Great love brings people closer together and paradoxically ultimate love sets people apart as a gift of love.
The love between Anita and Richard had been exemplified as the model of love between two hearts. They were always together, sharing each other’s joys and sorrows, comforting and jubilating with each other’s circumstances. The marriage date had been fixed and preparations were on.
A month to the wedding, they went on a picnic with friends. Fun and happiness were in the air until a shout was heard. Anita had dived into the river and was now struggling. Help came and she was rescued. But she was numb. A trip to the hospital confirmed the worst, she has been paralyzed from the neck down as a result of the dive that hit her head in the shallow water and broke her spinal cord.

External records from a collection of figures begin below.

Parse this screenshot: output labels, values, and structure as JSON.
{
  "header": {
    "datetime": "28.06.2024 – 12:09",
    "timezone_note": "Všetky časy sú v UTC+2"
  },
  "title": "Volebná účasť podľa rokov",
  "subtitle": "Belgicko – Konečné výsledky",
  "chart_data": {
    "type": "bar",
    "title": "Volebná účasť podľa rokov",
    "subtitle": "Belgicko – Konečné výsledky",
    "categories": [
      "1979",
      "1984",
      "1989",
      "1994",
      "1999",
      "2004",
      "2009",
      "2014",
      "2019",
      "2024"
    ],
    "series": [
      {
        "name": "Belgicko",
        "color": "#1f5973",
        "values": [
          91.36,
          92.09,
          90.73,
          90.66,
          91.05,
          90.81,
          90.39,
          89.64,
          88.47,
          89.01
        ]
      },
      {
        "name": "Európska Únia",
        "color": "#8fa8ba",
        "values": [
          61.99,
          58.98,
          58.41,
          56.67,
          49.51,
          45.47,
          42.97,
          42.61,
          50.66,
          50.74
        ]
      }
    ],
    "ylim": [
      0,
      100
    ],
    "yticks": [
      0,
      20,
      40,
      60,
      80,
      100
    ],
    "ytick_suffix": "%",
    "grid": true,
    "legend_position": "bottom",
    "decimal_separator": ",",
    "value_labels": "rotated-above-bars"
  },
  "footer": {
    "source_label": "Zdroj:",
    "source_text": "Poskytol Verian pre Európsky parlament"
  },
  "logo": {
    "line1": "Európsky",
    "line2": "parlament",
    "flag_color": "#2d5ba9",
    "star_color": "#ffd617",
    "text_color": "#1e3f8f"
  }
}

But she felt different; she has to release him to love someone else who would be a wife she can’t be to him. She pleaded with him to go, to gain his freedom but he protested. He felt he was betraying her in her time of need but she told him that her greatest gift of love is to let him go and find happiness elsewhere. She was almost a vegetable and would be a great demand for his future life as a husband. Yet she insisted he had to go.
This demonstrates that great love is not selfish, it is selfless. It endures pain with happiness, it is like a living sacrifice, losing your most ‘in happiness’ to give your most ‘loved object’ the crown of love. It is not faithlessness in a better tomorrow ‘of healing’ but a gift for better-sustained happiness. It is a final gift no other than death could achieve. It is a gift of a great human heart, a gift of courage, a gift of a wish for a greater tomorrow; a paradoxical gift of love and freedom.